Either way, the lack of candor and inability to effectively deal with the problem has even some of the president’s adherents questioning his leadership ability. The callous nature of the administration’s response has many scared.
Monday I got an e-mail from a Trump supporter who routinely sends me insulting messages and has often vilified me and other reporters for questions we’ve asked at the White House. “I still think the lame-stream media is out to get our president. But thank you for asking about uninsured Americans getting tested for the coronavirus. I’ve been out of work and I’m uninsured. And I’m worried. I know this isn’t a hoax.”
According to several Trump loyalists, despite what he says publicly, the president himself is “scared shitless” of getting the virus. “You can’t stop this virus,” said one administration official—who is also not a doctor.
Wednesday Dr. Anthony Fauci, director of the National Institute of Allergy and Infectious Diseases, addressed a congressional subcommittee. “If we are complacent and don’t do really aggressive containment and mitigation,” he said, “the number could go way up…many, many millions.”
At the end of the original 1953 film adaptation of The War of the Worlds the narrator says this: “After all that men could do had failed, the Martians were destroyed and humanity was saved by the littlest things, which God, in His wisdom, had put upon this Earth.”
The “littlest things,” of course, are the germs that cause the common cold.
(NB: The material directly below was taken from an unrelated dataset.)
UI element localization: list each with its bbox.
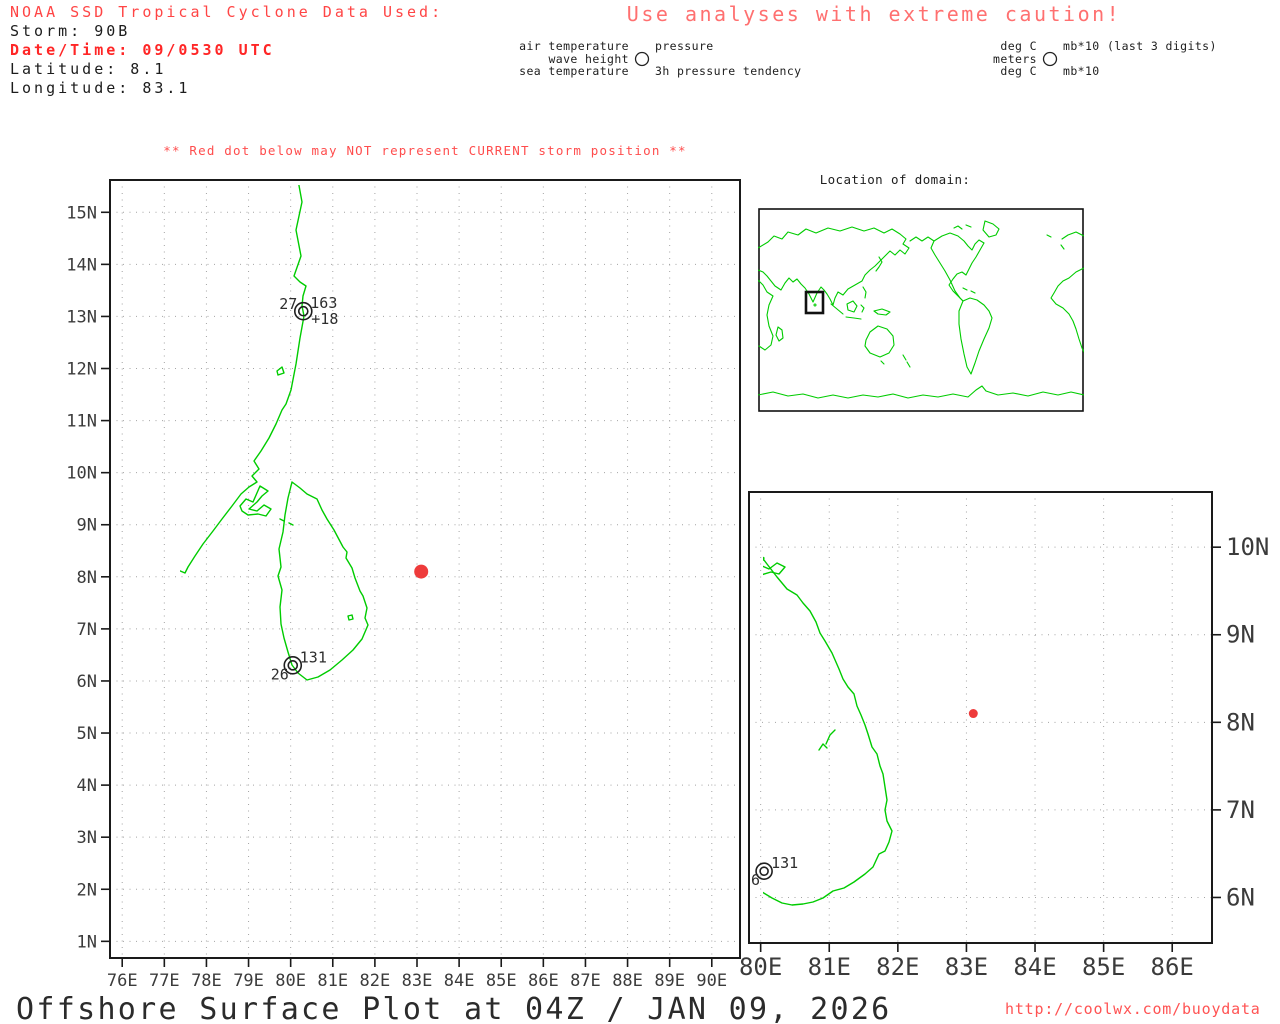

At the end of the inferior Tom Cruise reboot, the narrator tells us, “They were undone, destroyed, after all of man’s weapons and devices had failed, by the tiniest creatures that God in his wisdom put upon this earth. By the toll of a billion deaths, man had earned his immunity, his right to survive among this planet’s infinite organisms. And that right is ours against all challenges. For neither do men live nor die in vain.”
You could say that Trump and the invading Martians have a few things in common. Even his supporters are hoping the toll won’t rise as high before we earthlings stop him—or a virus to which no one is immune.